Processo pratico di rifinitura per il bambù in filo

Poiché il bambù in trefoli resiste all'abrasione (questa è la sua virtù), la rifinitura richiede attrezzature più aggressive e tempi di levigatura più lunghi rispetto al legno duro. Ecco come si presenta un processo professionale:

Ispezione e controllo approfondito: Utilizzare un misuratore di profondità sul bordo della scanalatura della linguetta per verificare lo strato di usura rimanente. È richiesto un minimo di 2,5 mm sopra la linguetta. Pianificare una rimozione di 0,3–0,5 mm per ciclo di rifinitura.
Taglio iniziale: grana 40 o 60: Utilizzare una levigatrice a nastro o a tamburo (non solo orbitale, insufficiente per la durezza del bambù). Lavorare in diagonale con una prima passata di 15° per tagliare uniformemente il rivestimento di ossido di alluminio.
Passaggi intermedi – grana 80 e 100: Allineare con la direzione delle venature. Il bambù in filo mostra motivi di fibre visibili: la levigatura crea micrograffi visibili sotto gli strati di finitura.
Screening finale — grana 120: Lucidare il retino utilizzando un tampone rotante per uniformare la struttura della superficie prima del rivestimento. Passa l'aspirapolvere e fissa l'intera superficie con un panno: la polvere di bambù è più fine del legno e si deposita più in profondità nella struttura.
Completare l'applicazione: Applicare 2-3 mani di poliuretano modificato con olio o di poliuretano a base d'acqua (quest'ultimo si asciuga più velocemente e ha un effetto meno ambrato sul bambù naturale/chiaro). Lasciare asciugare completamente: 24 ore tra una mano e l'altra, 72 ore prima del traffico pedonale leggero, 7 giorni prima della sostituzione dei mobili.

Un tipico pavimento in bambù massiccio spesso 14 mm può essere rifinito 2-3 volte nel corso della sua vita prima che lo strato di usura diventi troppo sottile, garantendogli una vita funzionale totale di 40-60 anni se mantenuto correttamente.

Come installare pavimenti in bambù intrecciati

Pavimenti in bambù intrecciato può essere installato in tre modi: flottante (blocco a clic), incollato o inchiodato/graffato. Il metodo giusto dipende dal tipo di sottopavimento, dalle specifiche del prodotto e dal fatto che il pavimento si trovi sopra, sopra o sotto il livello del suolo.

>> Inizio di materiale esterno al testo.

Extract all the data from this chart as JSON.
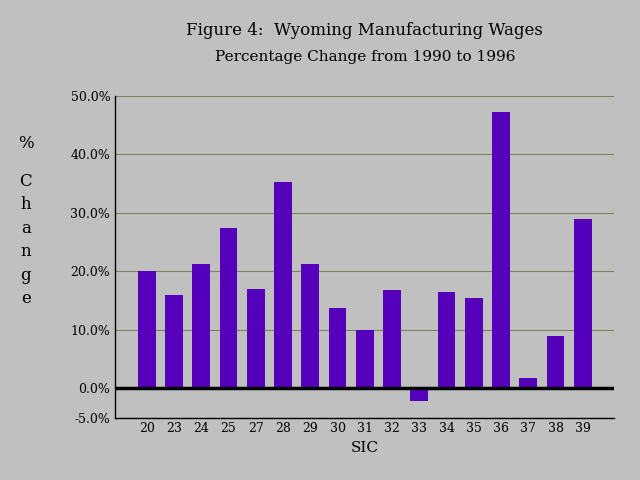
{
  "title_line1": "Figure 4:  Wyoming Manufacturing Wages",
  "title_line2": "Percentage Change from 1990 to 1996",
  "categories": [
    "20",
    "23",
    "24",
    "25",
    "27",
    "28",
    "29",
    "30",
    "31",
    "32",
    "33",
    "34",
    "35",
    "36",
    "37",
    "38",
    "39"
  ],
  "values": [
    0.2,
    0.16,
    0.213,
    0.275,
    0.17,
    0.353,
    0.213,
    0.137,
    0.1,
    0.168,
    -0.022,
    0.165,
    0.155,
    0.473,
    0.018,
    0.09,
    0.29
  ],
  "bar_color": "#5500BB",
  "background_color": "#C0C0C0",
  "plot_bg_color": "#C0C0C0",
  "xlabel": "SIC",
  "ylabel_top": "%",
  "ylabel_bottom": "C\nh\na\nn\ng\ne",
  "ylim": [
    -0.05,
    0.5
  ],
  "yticks": [
    -0.05,
    0.0,
    0.1,
    0.2,
    0.3,
    0.4,
    0.5
  ],
  "ytick_labels": [
    "-5.0%",
    "0.0%",
    "10.0%",
    "20.0%",
    "30.0%",
    "40.0%",
    "50.0%"
  ],
  "grid_color": "#808060",
  "spine_color": "#000000",
  "title_fontsize": 12,
  "subtitle_fontsize": 11,
  "tick_fontsize": 9,
  "xlabel_fontsize": 11
}
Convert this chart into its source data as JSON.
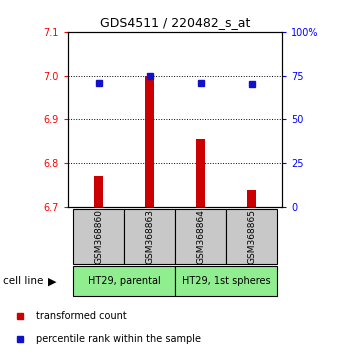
{
  "title": "GDS4511 / 220482_s_at",
  "samples": [
    "GSM368860",
    "GSM368863",
    "GSM368864",
    "GSM368865"
  ],
  "bar_values": [
    6.77,
    7.0,
    6.855,
    6.74
  ],
  "bar_bottom": 6.7,
  "percentile_values": [
    71,
    75,
    71,
    70
  ],
  "ylim_left": [
    6.7,
    7.1
  ],
  "ylim_right": [
    0,
    100
  ],
  "yticks_left": [
    6.7,
    6.8,
    6.9,
    7.0,
    7.1
  ],
  "yticks_right": [
    0,
    25,
    50,
    75,
    100
  ],
  "ytick_labels_right": [
    "0",
    "25",
    "50",
    "75",
    "100%"
  ],
  "bar_color": "#cc0000",
  "marker_color": "#1111cc",
  "cell_lines": [
    "HT29, parental",
    "HT29, 1st spheres"
  ],
  "cell_line_colors": [
    "#90ee90",
    "#90ee90"
  ],
  "sample_box_color": "#c8c8c8",
  "legend_bar_label": "transformed count",
  "legend_marker_label": "percentile rank within the sample"
}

Metodo Il miglior sottofondo Livello di grado Rifinibile dopo? Difficoltà
Flottante (blocco con clic) Calcestruzzo, compensato, pavimento esistente Sopra/On No Adatto al fai da te
Colla su tutta la superficie Lastra di cemento Sopra/On / Below Moderato
Chiodo/graffettatura Compensato min. 19 mm Sopra/On Moderato

Pre-installazione: acclimatazione e preparazione del sottofondo

L'acclimatazione non è negoziabile per il bambù filamentoso. Impilare le assi nel locale di installazione, impilate incrociate per la circolazione dell'aria, per un minimo di 72 ore, idealmente 5-7 giorni in climi con umidità relativa inferiore al 40% o superiore al 70%. Condizioni ambientali ottimali: 16–27°C (60–80°F) e 35–65% di umidità relativa. Queste sono anche le condizioni operative consigliate a lungo termine per il pavimento.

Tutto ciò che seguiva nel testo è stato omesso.